Máxima alerta en Ceuta: miles de inmigrantes subsaharianos se preparan para un salto masivo a la frontera
Miles de subsaharianos se concentran a escasos kilómetros de la frontera en medio de una crisis interna en Marruecos que debilita el control migratorio
La ciudad autónoma de Ceuta vive horas de alta tensión ante la posibilidad de un salto masivo de inmigrantes irregulares al vallado fronterizo. Según ha podido confirmar THE OBJECTIVE, miles de personas de origen subsahariano se encuentran agrupadas en una zona boscosa a unos 30 kilómetros de la frontera, con la intención de alcanzar territorio español en los próximos días.
Este movimiento se produce en medio de una ola de protestas juveniles en Marruecos, que han obligado a las autoridades del país vecino a reducir el control migratorio para concentrarse en el mantenimiento del orden interno. Según fuentes policiales, la gendarmería marroquí ha disminuido drásticamente la vigilancia en las rutas que suelen usar los inmigrantes para llegar hasta Ceuta.
Vídeos en redes sociales alertan del avance migratorio
En la red social TikTok se han difundido vídeos donde se observa a grupos numerosos de inmigrantes caminando por zonas áridas y rocosas, algunos acampando en el desierto, con el objetivo de llegar a España. En algunas de estas publicaciones se pueden ver también a las fuerzas de seguridad marroquíes persiguiendo a inmigrantes por zonas boscosas.
“El Gobierno español confía demasiado en Marruecos para contener la inmigración irregular. Se están equivocando de plano”, advierten las mismas fuentes consultadas.
Crisis sanitaria y revueltas en Marruecos: el detonante
La crisis política y social que sacude Marruecos tiene su origen en una tragedia sanitaria ocurrida en el hospital Hasán II de Agadir, donde ocho mujeres embarazadas fallecieron en apenas diez días tras cesáreas practicadas en condiciones insalubres. Este hecho provocó manifestaciones masivas de jóvenes que reclaman mejores condiciones de vida, educación y servicios de salud, en medio de un clima de creciente malestar con la monarquía marroquí.
Ante este contexto, Marruecos ha desviado recursos de control migratorio para atender el conflicto interno, lo que ha permitido que numerosos inmigrantes subsaharianos, especialmente de Sudán, se hayan acercado a la frontera con Ceuta.
Preocupación por el recorte de antidisturbios en la frontera
Mientras la presión migratoria crece, el Ministerio del Interior español, dirigido por Fernando Grande-Marlaska, ha ordenado una reducción del 70% en el número de efectivos antidisturbios desplegados en Ceuta y Melilla. Hasta ahora, cada 15 días se rotaban unos 100 agentes de las Unidades de Intervención Policial (UIP). A partir de ahora, solo se enviarán 30 efectivos, lo que ha generado preocupación entre los cuerpos policiales y autoridades locales.

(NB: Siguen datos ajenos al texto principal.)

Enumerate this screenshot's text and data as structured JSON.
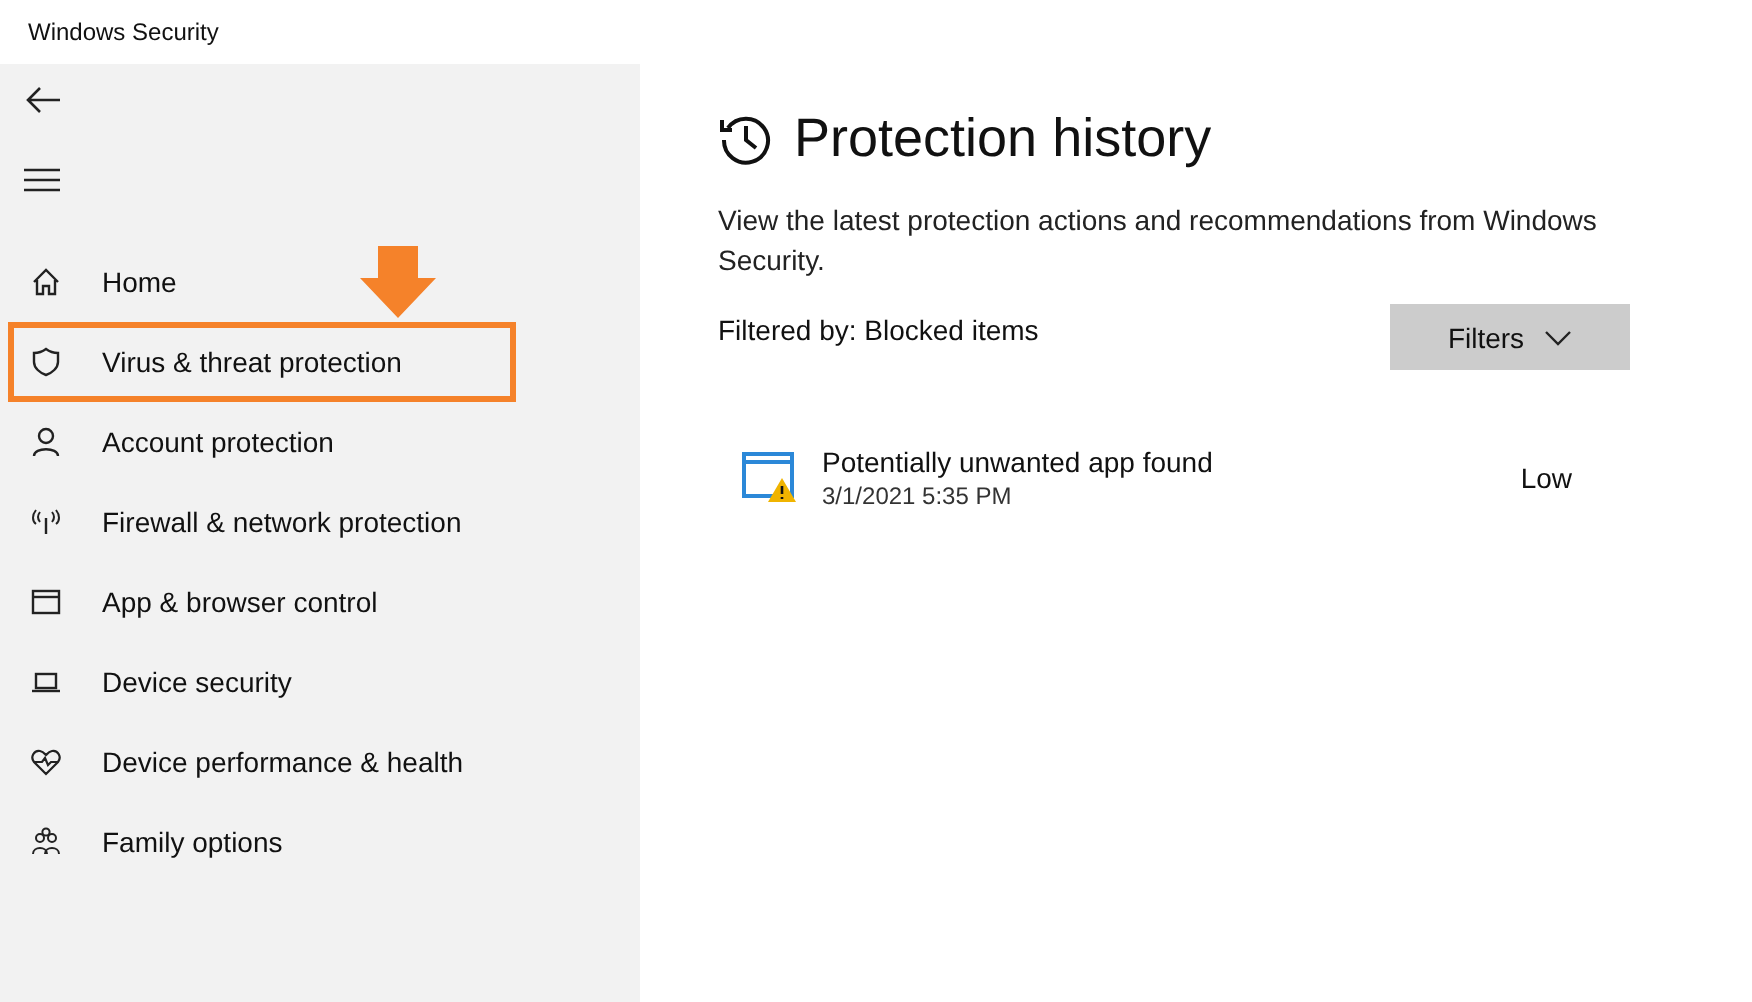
{
  "window": {
    "title": "Windows Security"
  },
  "sidebar": {
    "items": [
      {
        "label": "Home",
        "highlighted": false
      },
      {
        "label": "Virus & threat protection",
        "highlighted": true
      },
      {
        "label": "Account protection",
        "highlighted": false
      },
      {
        "label": "Firewall & network protection",
        "highlighted": false
      },
      {
        "label": "App & browser control",
        "highlighted": false
      },
      {
        "label": "Device security",
        "highlighted": false
      },
      {
        "label": "Device performance & health",
        "highlighted": false
      },
      {
        "label": "Family options",
        "highlighted": false
      }
    ]
  },
  "page": {
    "title": "Protection history",
    "description": "View the latest protection actions and recommendations from Windows Security.",
    "filter_label": "Filtered by: Blocked items",
    "filters_button": "Filters",
    "items": [
      {
        "title": "Potentially unwanted app found",
        "date": "3/1/2021 5:35 PM",
        "severity": "Low"
      }
    ]
  }
}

“No se trata solo de contener saltos a la valla”, explican fuentes policiales. “Las UIP también combaten narcotráfico, crimen organizado y amenazas yihadistas, además de reforzar la seguridad ciudadana”.
Colonias de inmigrantes en ciudades cercanas a Ceuta
Desde principios de septiembre, se reporta la presencia de colonias de inmigrantes en localidades turísticas marroquíes cercanas a Ceuta, como Beni Mzala y Fnideq, donde residentes han alertado del aumento de personas con intenciones de cruzar a territorio español.
Este verano, el fenómeno de los llamados “nadadores” —jóvenes que cruzan a nado desde Marruecos aprovechando la niebla costera— colapsó los centros de acogida de la ciudad. Cien personas llegaron a dormir en la calle, y se teme que una situación similar pueda repetirse o agravarse.
Advertencias ignoradas y falta de previsión
A pesar de las advertencias recibidas por las fuerzas de seguridad, el Gobierno no ha planificado un refuerzo operativo inmediato. “Ojalá que no haya un salto masivo”, habría dicho el propio Marlaska, según fuentes internas, generando críticas por su actitud pasiva ante un escenario potencialmente caótico.
La combinación de crisis política en Marruecos, disminución del control fronterizo, presencia masiva de inmigrantes y reducción de fuerzas antidisturbios configura un cóctel de alta tensión en la frontera sur de Europa.